With completely wireless earbuds, the rule is: when the battery fails, they have to be disposed of. Not so with the Fairbuds, that allow you to replace batteries in just a few seconds. Combined with a repairable design, the earbuds should therefore have an extremely long lifetime.
Replaceable batteries are coming to the EU in general, at least for portable devices, via the EU Batteries Regulation, which is in force already and requires all portable batteries to be easily removable and replaceable by the end user from 2027
EU has single handedly done more to improve
myselfmy life than my own government with this one law.Damn, how much do you pay your government?
Low income American here, upwards of 24% of everything I make.
And every penny of it used to fund fresh boots for your neck.
Well I do like FDAs, and roads though. But I’d rather have healthcare as well, and I’d like way less of it to go toward it cops and wars. Mainly I want a lot more of the taxes coming from the billionaires.
Okay so look up the name of the guy who was point man for the business plot.

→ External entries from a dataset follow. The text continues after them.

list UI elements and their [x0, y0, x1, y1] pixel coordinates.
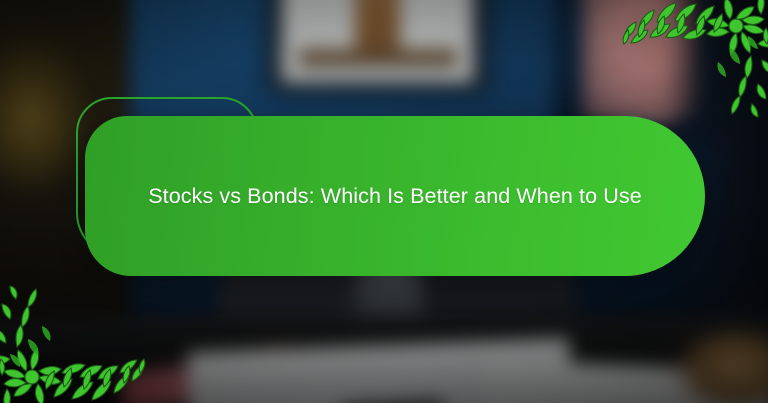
page-title: Stocks vs Bonds: Which Is Better and Whe… — [148, 181, 642, 212]
featured-image-card: Stocks vs Bonds: Which Is Better and Whe… — [0, 0, 768, 403]
title-banner-group: Stocks vs Bonds: Which Is Better and Whe… — [0, 0, 768, 403]
title-banner: Stocks vs Bonds: Which Is Better and Whe… — [85, 116, 705, 276]
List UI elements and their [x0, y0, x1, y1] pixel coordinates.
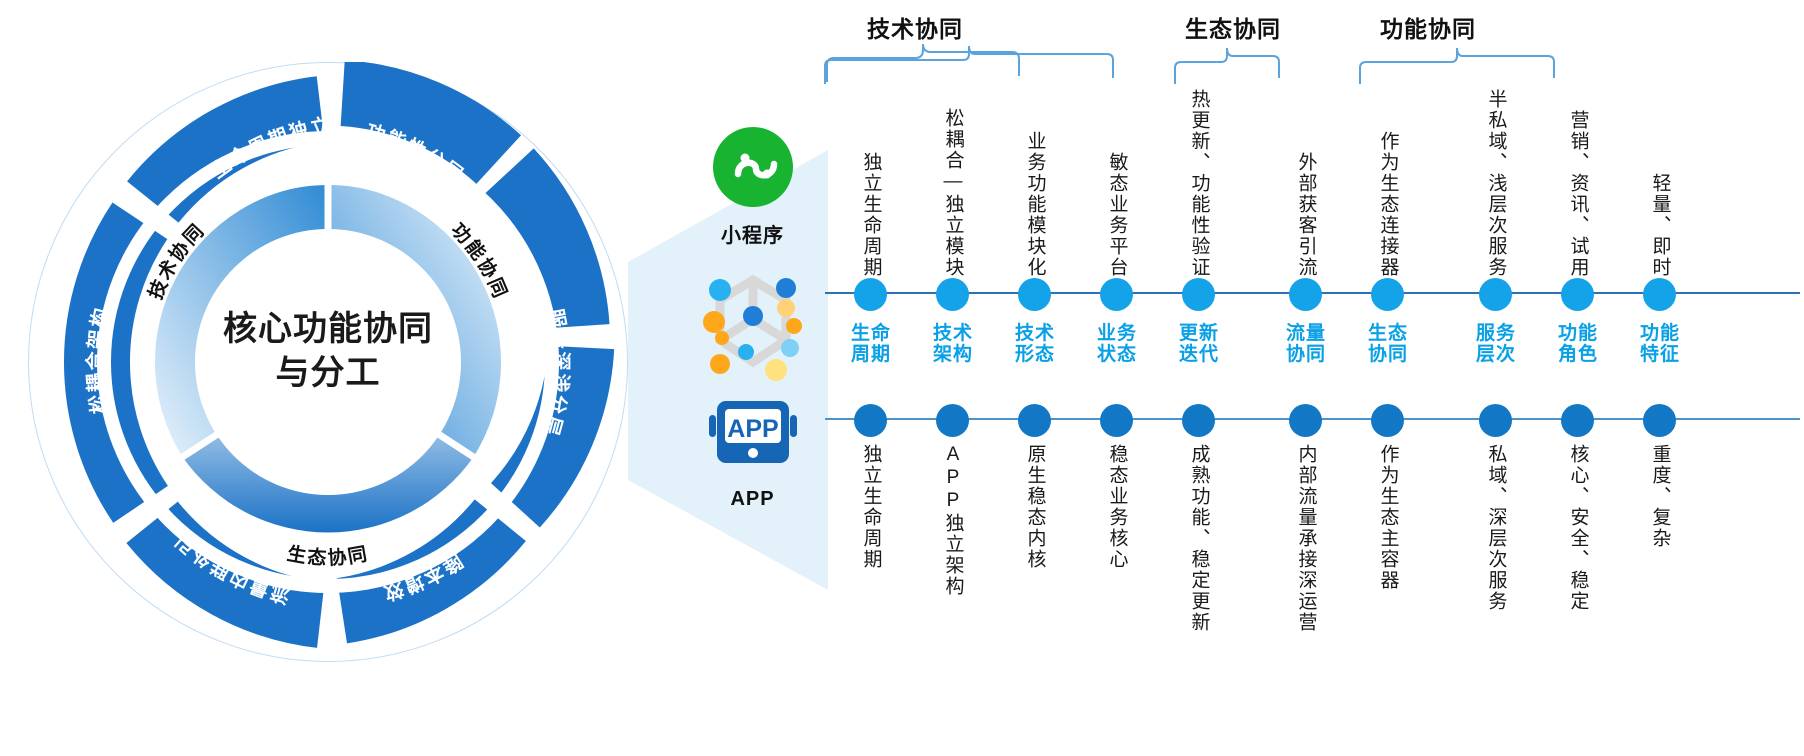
top-label-text: 外部获客引流 — [1297, 152, 1316, 278]
column-top-label-5: 外部获客引流 — [1270, 86, 1342, 278]
miniprogram-icon — [712, 126, 794, 208]
column-bottom-label-1: APP独立架构 — [917, 444, 989, 744]
top-label-text: 轻量、即时 — [1651, 173, 1670, 278]
column-mid-label-1: 技术架构 — [917, 324, 989, 365]
timeline-dot-top-1[interactable] — [936, 278, 969, 311]
column-top-label-8: 营销、资讯、试用 — [1542, 86, 1614, 278]
bottom-label-text: 核心、安全、稳定 — [1569, 444, 1588, 612]
platform-icon-column: 小程序 — [690, 126, 815, 511]
molecule-block — [690, 264, 815, 387]
mid-line-1: 服务 — [1460, 324, 1532, 345]
top-label-text: 独立生命周期 — [862, 152, 881, 278]
column-bottom-label-2: 原生稳态内核 — [999, 444, 1071, 744]
timeline-dot-bottom-1[interactable] — [936, 404, 969, 437]
bottom-label-text: 原生稳态内核 — [1026, 444, 1045, 570]
comparison-column-9: 轻量、即时功能特征重度、复杂 — [1624, 0, 1696, 756]
mid-line-2: 周期 — [835, 345, 907, 366]
svg-text:APP: APP — [727, 415, 778, 443]
column-mid-label-5: 流量协同 — [1270, 324, 1342, 365]
mid-line-2: 架构 — [917, 345, 989, 366]
mid-line-1: 功能 — [1624, 324, 1696, 345]
top-label-text: 敏态业务平台 — [1108, 152, 1127, 278]
mid-line-1: 功能 — [1542, 324, 1614, 345]
timeline-dot-top-3[interactable] — [1100, 278, 1133, 311]
column-bottom-label-6: 作为生态主容器 — [1352, 444, 1424, 744]
timeline-dot-bottom-5[interactable] — [1289, 404, 1322, 437]
mid-line-2: 层次 — [1460, 345, 1532, 366]
column-mid-label-2: 技术形态 — [999, 324, 1071, 365]
comparison-column-0: 独立生命周期生命周期独立生命周期 — [835, 0, 907, 756]
timeline-dot-top-2[interactable] — [1018, 278, 1051, 311]
center-title: 核心功能协同 与分工 — [178, 307, 478, 395]
mid-line-1: 生命 — [835, 324, 907, 345]
top-label-text: 热更新、功能性验证 — [1190, 89, 1209, 278]
column-mid-label-8: 功能角色 — [1542, 324, 1614, 365]
bottom-label-text: 重度、复杂 — [1651, 444, 1670, 549]
timeline-dot-top-5[interactable] — [1289, 278, 1322, 311]
timeline-dot-bottom-8[interactable] — [1561, 404, 1594, 437]
mid-line-2: 状态 — [1081, 345, 1153, 366]
top-label-text: 松耦合—独立模块 — [944, 108, 963, 278]
mid-line-2: 协同 — [1270, 345, 1342, 366]
comparison-column-2: 业务功能模块化技术形态原生稳态内核 — [999, 0, 1071, 756]
column-top-label-3: 敏态业务平台 — [1081, 86, 1153, 278]
column-top-label-0: 独立生命周期 — [835, 86, 907, 278]
column-bottom-label-5: 内部流量承接深运营 — [1270, 444, 1342, 744]
mid-line-1: 技术 — [999, 324, 1071, 345]
comparison-grid: 技术协同 生态协同 功能协同 独立生命周期生命周期独立生命周期松耦合—独立模块技… — [815, 0, 1804, 756]
bottom-label-text: 内部流量承接深运营 — [1297, 444, 1316, 633]
timeline-dot-top-8[interactable] — [1561, 278, 1594, 311]
top-label-text: 业务功能模块化 — [1026, 131, 1045, 278]
comparison-column-8: 营销、资讯、试用功能角色核心、安全、稳定 — [1542, 0, 1614, 756]
app-caption: APP — [690, 488, 815, 511]
miniprogram-caption: 小程序 — [690, 219, 815, 248]
column-top-label-4: 热更新、功能性验证 — [1163, 86, 1235, 278]
column-bottom-label-9: 重度、复杂 — [1624, 444, 1696, 744]
mid-line-2: 形态 — [999, 345, 1071, 366]
center-title-line1: 核心功能协同 — [178, 307, 478, 351]
column-mid-label-6: 生态协同 — [1352, 324, 1424, 365]
column-mid-label-9: 功能特征 — [1624, 324, 1696, 365]
column-top-label-2: 业务功能模块化 — [999, 86, 1071, 278]
timeline-dot-bottom-3[interactable] — [1100, 404, 1133, 437]
timeline-dot-top-7[interactable] — [1479, 278, 1512, 311]
comparison-column-6: 作为生态连接器生态协同作为生态主容器 — [1352, 0, 1424, 756]
timeline-dot-bottom-2[interactable] — [1018, 404, 1051, 437]
app-icon: APP — [707, 399, 799, 477]
timeline-dot-bottom-6[interactable] — [1371, 404, 1404, 437]
comparison-column-4: 热更新、功能性验证更新迭代成熟功能、稳定更新 — [1163, 0, 1235, 756]
bottom-label-text: 成熟功能、稳定更新 — [1190, 444, 1209, 633]
column-bottom-label-8: 核心、安全、稳定 — [1542, 444, 1614, 744]
comparison-column-5: 外部获客引流流量协同内部流量承接深运营 — [1270, 0, 1342, 756]
center-title-line2: 与分工 — [178, 351, 478, 395]
bottom-label-text: 独立生命周期 — [862, 444, 881, 570]
mid-line-1: 业务 — [1081, 324, 1153, 345]
timeline-dot-top-6[interactable] — [1371, 278, 1404, 311]
timeline-dot-bottom-0[interactable] — [854, 404, 887, 437]
mid-line-1: 流量 — [1270, 324, 1342, 345]
column-bottom-label-4: 成熟功能、稳定更新 — [1163, 444, 1235, 744]
timeline-dot-top-9[interactable] — [1643, 278, 1676, 311]
mid-line-1: 技术 — [917, 324, 989, 345]
mid-line-2: 特征 — [1624, 345, 1696, 366]
molecule-icon — [698, 264, 808, 382]
comparison-column-7: 半私域、浅层次服务服务层次私域、深层次服务 — [1460, 0, 1532, 756]
timeline-dot-bottom-7[interactable] — [1479, 404, 1512, 437]
bottom-label-text: APP独立架构 — [944, 444, 963, 597]
bottom-label-text: 作为生态主容器 — [1379, 444, 1398, 591]
mid-line-2: 迭代 — [1163, 345, 1235, 366]
top-label-text: 作为生态连接器 — [1379, 131, 1398, 278]
column-mid-label-0: 生命周期 — [835, 324, 907, 365]
column-top-label-1: 松耦合—独立模块 — [917, 86, 989, 278]
bottom-label-text: 稳态业务核心 — [1108, 444, 1127, 570]
column-mid-label-7: 服务层次 — [1460, 324, 1532, 365]
column-mid-label-3: 业务状态 — [1081, 324, 1153, 365]
column-mid-label-4: 更新迭代 — [1163, 324, 1235, 365]
miniprogram-block: 小程序 — [690, 126, 815, 248]
bottom-label-text: 私域、深层次服务 — [1487, 444, 1506, 612]
column-bottom-label-7: 私域、深层次服务 — [1460, 444, 1532, 744]
column-bottom-label-0: 独立生命周期 — [835, 444, 907, 744]
mid-line-1: 生态 — [1352, 324, 1424, 345]
mid-line-2: 角色 — [1542, 345, 1614, 366]
mid-line-2: 协同 — [1352, 345, 1424, 366]
column-bottom-label-3: 稳态业务核心 — [1081, 444, 1153, 744]
timeline-dot-top-4[interactable] — [1182, 278, 1215, 311]
column-top-label-6: 作为生态连接器 — [1352, 86, 1424, 278]
top-label-text: 营销、资讯、试用 — [1569, 110, 1588, 278]
column-top-label-7: 半私域、浅层次服务 — [1460, 86, 1532, 278]
timeline-dot-top-0[interactable] — [854, 278, 887, 311]
timeline-dot-bottom-4[interactable] — [1182, 404, 1215, 437]
infographic-canvas: 生命周期独立 功能性分层 服务深浅分层 降本增效 流量内联外引 松耦合架构 技术… — [0, 0, 1804, 756]
app-block: APP APP — [690, 399, 815, 511]
concentric-donut-chart: 生命周期独立 功能性分层 服务深浅分层 降本增效 流量内联外引 松耦合架构 技术… — [28, 62, 628, 662]
timeline-dot-bottom-9[interactable] — [1643, 404, 1676, 437]
mid-line-1: 更新 — [1163, 324, 1235, 345]
top-label-text: 半私域、浅层次服务 — [1487, 89, 1506, 278]
comparison-column-1: 松耦合—独立模块技术架构APP独立架构 — [917, 0, 989, 756]
comparison-column-3: 敏态业务平台业务状态稳态业务核心 — [1081, 0, 1153, 756]
column-top-label-9: 轻量、即时 — [1624, 86, 1696, 278]
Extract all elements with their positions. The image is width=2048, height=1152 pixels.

Look up his son’s and grandson’s names.
And then, after doing that; explain how that’s ever gonna happen.
i hope this eu law makes it happen elsewhere, if anything for them to take better advantage of the economy of scale.
and if they dont ill be coveting some eu devices.
They probably calculate cost saved by economy of scale, vs profit generated from planned obsolescence in other markets.
Might be more profitable to run different SKUs.
The EU is a relatively large market, and it wouldn’t make economic sense to develop and produce EU-specific devices. I’m pretty sure you’ll also be seeing replaceable batteries.
I don’t believe the EU will make earbuds batteries serviceable. Phones and laptops, sure.